Despite all the individual cases of people claiming WFH makes them more productive, in the aggregate employees are not. In the particular data I've seen, new employees and more junior employees suffer significantly, even while more senior engineers hold steady or improve, perhaps because their responsibilities shift to more easily quantifiable metrics than knowledge sharing, mentoring, and onboarding.
Protip, the people doing more work would have been doing everyone else's work in the office. They are the ones that get stuff done and often get no attention for it, because doing everyone else's work is hard to quantify.
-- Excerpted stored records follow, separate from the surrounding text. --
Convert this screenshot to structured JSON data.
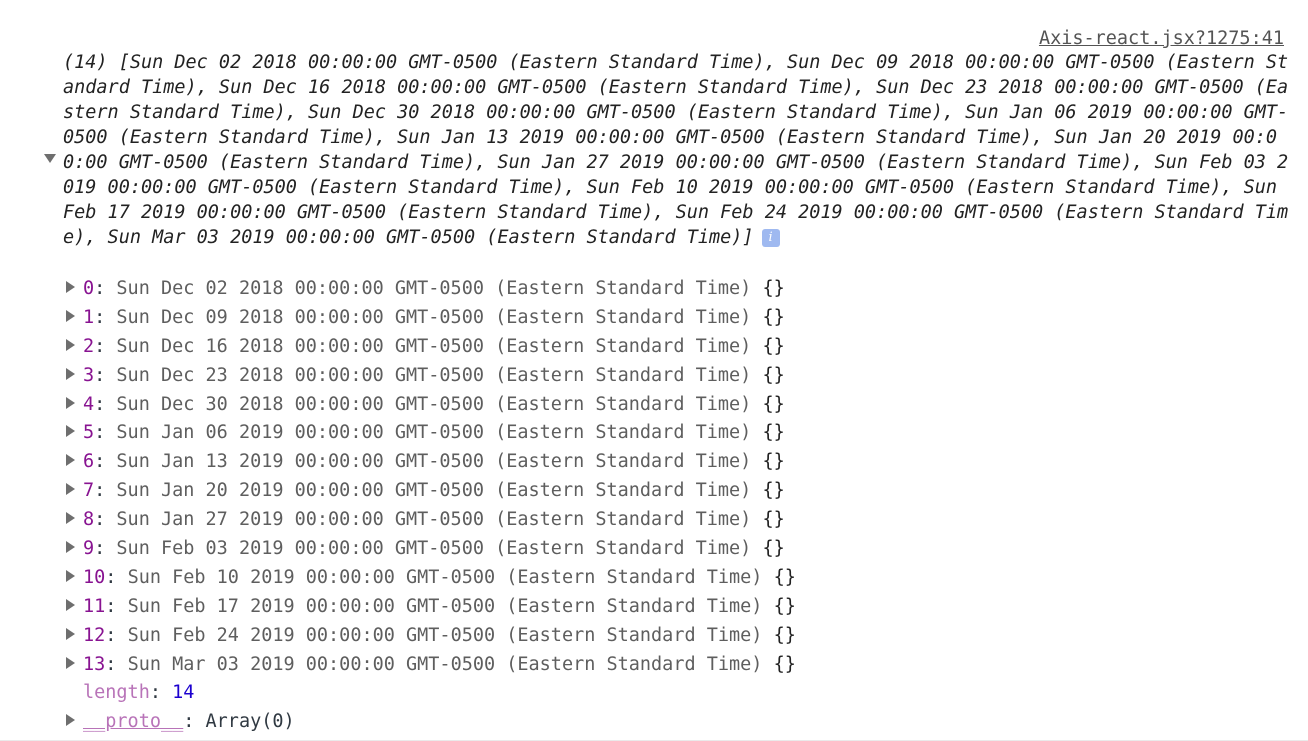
{
  "source": "Axis-react.jsx?1275:41",
  "summary": {
    "text": "(14) [Sun Dec 02 2018 00:00:00 GMT-0500 (Eastern Standard Time), Sun Dec 09 2018 00:00:00 GMT-0500 (Eastern Standard Time), Sun Dec 16 2018 00:00:00 GMT-0500 (Eastern Standard Time), Sun Dec 23 2018 00:00:00 GMT-0500 (Eastern Standard Time), Sun Dec 30 2018 00:00:00 GMT-0500 (Eastern Standard Time), Sun Jan 06 2019 00:00:00 GMT-0500 (Eastern Standard Time), Sun Jan 13 2019 00:00:00 GMT-0500 (Eastern Standard Time), Sun Jan 20 2019 00:00:00 GMT-0500 (Eastern Standard Time), Sun Jan 27 2019 00:00:00 GMT-0500 (Eastern Standard Time), Sun Feb 03 2019 00:00:00 GMT-0500 (Eastern Standard Time), Sun Feb 10 2019 00:00:00 GMT-0500 (Eastern Standard Time), Sun Feb 17 2019 00:00:00 GMT-0500 (Eastern Standard Time), Sun Feb 24 2019 00:00:00 GMT-0500 (Eastern Standard Time), Sun Mar 03 2019 00:00:00 GMT-0500 (Eastern Standard Time)]",
    "info_icon": "i"
  },
  "items": [
    {
      "key": "0",
      "value": "Sun Dec 02 2018 00:00:00 GMT-0500 (Eastern Standard Time)",
      "suffix": "{}"
    },
    {
      "key": "1",
      "value": "Sun Dec 09 2018 00:00:00 GMT-0500 (Eastern Standard Time)",
      "suffix": "{}"
    },
    {
      "key": "2",
      "value": "Sun Dec 16 2018 00:00:00 GMT-0500 (Eastern Standard Time)",
      "suffix": "{}"
    },
    {
      "key": "3",
      "value": "Sun Dec 23 2018 00:00:00 GMT-0500 (Eastern Standard Time)",
      "suffix": "{}"
    },
    {
      "key": "4",
      "value": "Sun Dec 30 2018 00:00:00 GMT-0500 (Eastern Standard Time)",
      "suffix": "{}"
    },
    {
      "key": "5",
      "value": "Sun Jan 06 2019 00:00:00 GMT-0500 (Eastern Standard Time)",
      "suffix": "{}"
    },
    {
      "key": "6",
      "value": "Sun Jan 13 2019 00:00:00 GMT-0500 (Eastern Standard Time)",
      "suffix": "{}"
    },
    {
      "key": "7",
      "value": "Sun Jan 20 2019 00:00:00 GMT-0500 (Eastern Standard Time)",
      "suffix": "{}"
    },
    {
      "key": "8",
      "value": "Sun Jan 27 2019 00:00:00 GMT-0500 (Eastern Standard Time)",
      "suffix": "{}"
    },
    {
      "key": "9",
      "value": "Sun Feb 03 2019 00:00:00 GMT-0500 (Eastern Standard Time)",
      "suffix": "{}"
    },
    {
      "key": "10",
      "value": "Sun Feb 10 2019 00:00:00 GMT-0500 (Eastern Standard Time)",
      "suffix": "{}"
    },
    {
      "key": "11",
      "value": "Sun Feb 17 2019 00:00:00 GMT-0500 (Eastern Standard Time)",
      "suffix": "{}"
    },
    {
      "key": "12",
      "value": "Sun Feb 24 2019 00:00:00 GMT-0500 (Eastern Standard Time)",
      "suffix": "{}"
    },
    {
      "key": "13",
      "value": "Sun Mar 03 2019 00:00:00 GMT-0500 (Eastern Standard Time)",
      "suffix": "{}"
    }
  ],
  "length": {
    "key": "length",
    "value": "14"
  },
  "proto": {
    "key": "__proto__",
    "value": "Array(0)"
  },
  "separator": ": ",
  "colors": {
    "key": "#881391",
    "number": "#1c00cf",
    "date": "#5e5e5e",
    "link": "#545454"
  }
}
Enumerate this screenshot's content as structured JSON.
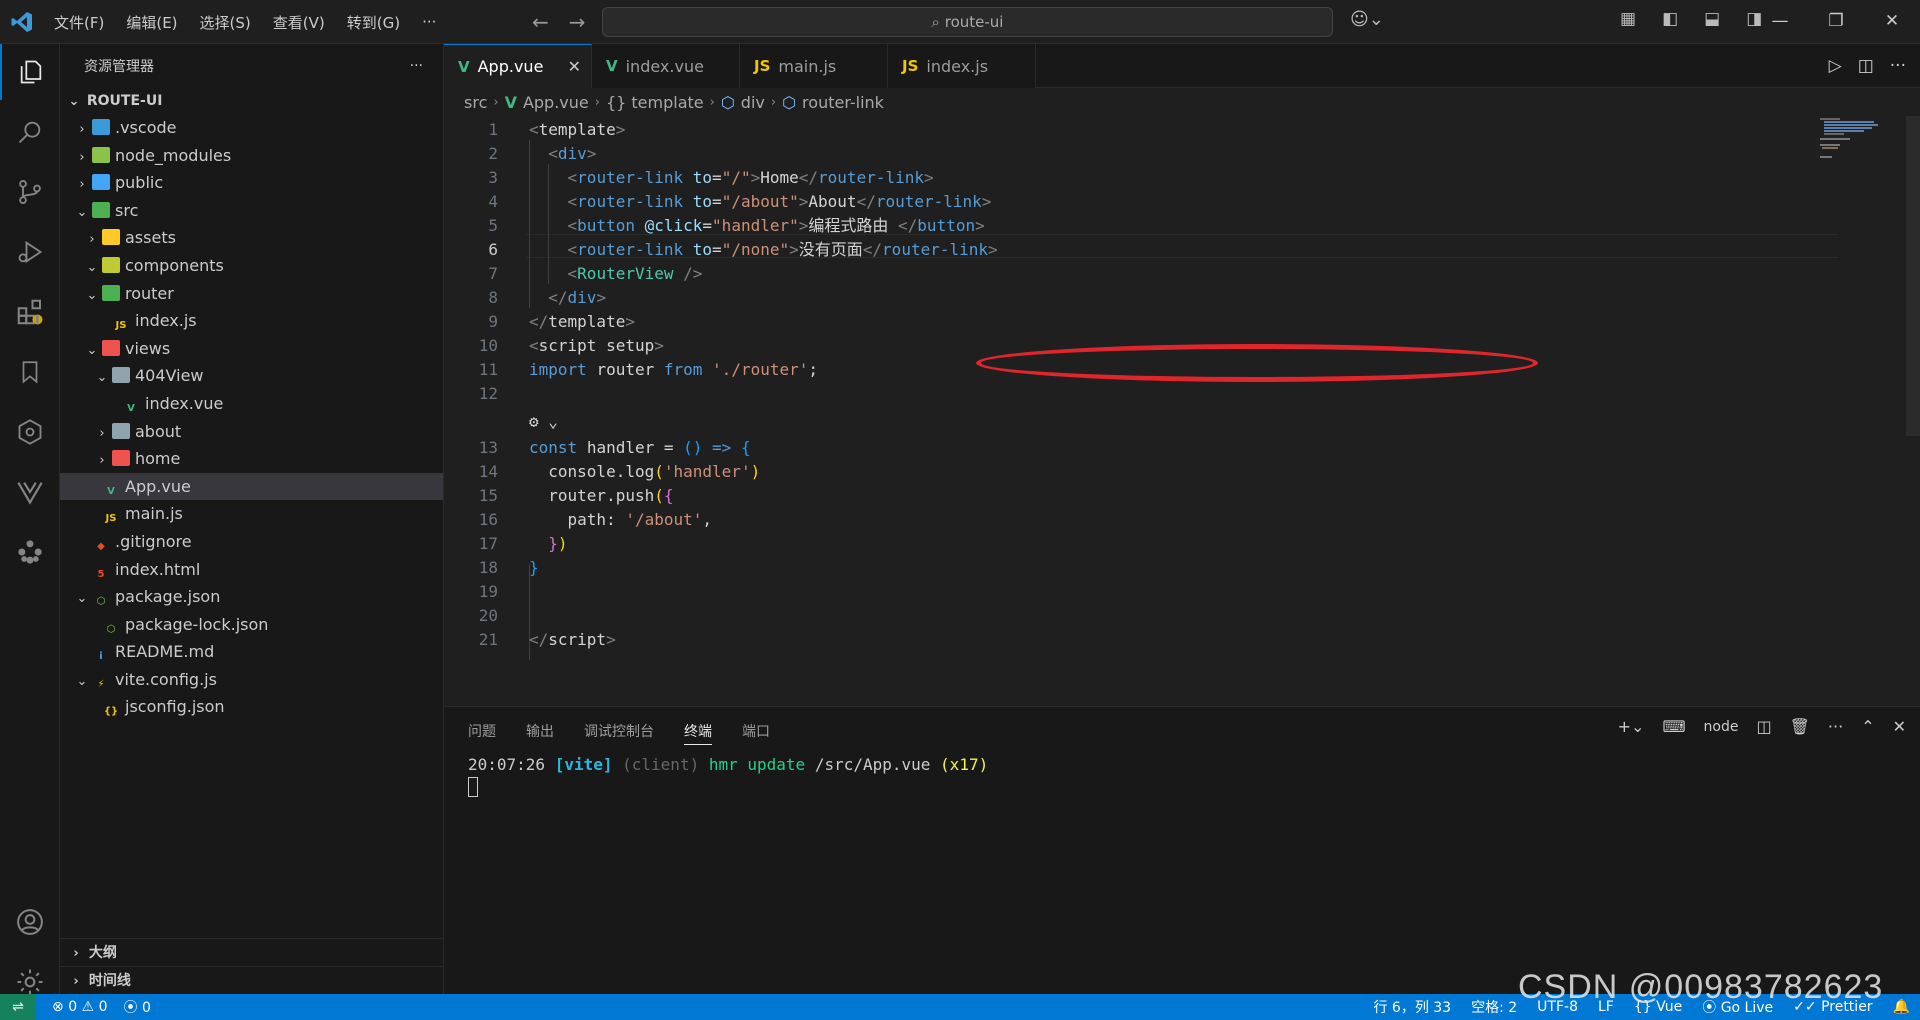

In my more agile clients during the pandemic, I've seen a sharp shift to tracking time spent on those soft metrics, and acknowledging the space they take up on time per day. This led to explicit C-level support for more meeting discipline, and explicit No-Meeting-Day block-outs on calendars with the sole exception of production outages and specific meetings for specific projects with direct oversight from management 2 layers down from C-level. These clients' leadership have been very pleased with the overall productivity gain during the pandemic. The visibility into what people are working on and accomplishing, what planning captures, what planning does not capture (and importantly, who is responsible for most of the unplanned work so more planning assistance can be directed towards their areas of oversight) has pleasantly increased. A key tactic that has helped is explicitly setting aside entire planning weeks throughout the year, and making a conscious decision to trade off go-go-gains-all-the-time for more predictable delivery results so the business can plan around the deliveries.
It'd be hard to do so without getting a little too specific but I will add two pieces of context:
1) The company has a small technical corner, but is mostly a non-technical org.
2) The average age of the company is quite a bit older than one more focused on technology might stereotypically be and, at the risk of sounding ageist, has proven to be far less interested in engaging with modern technologies that would make WFH smooth/productive.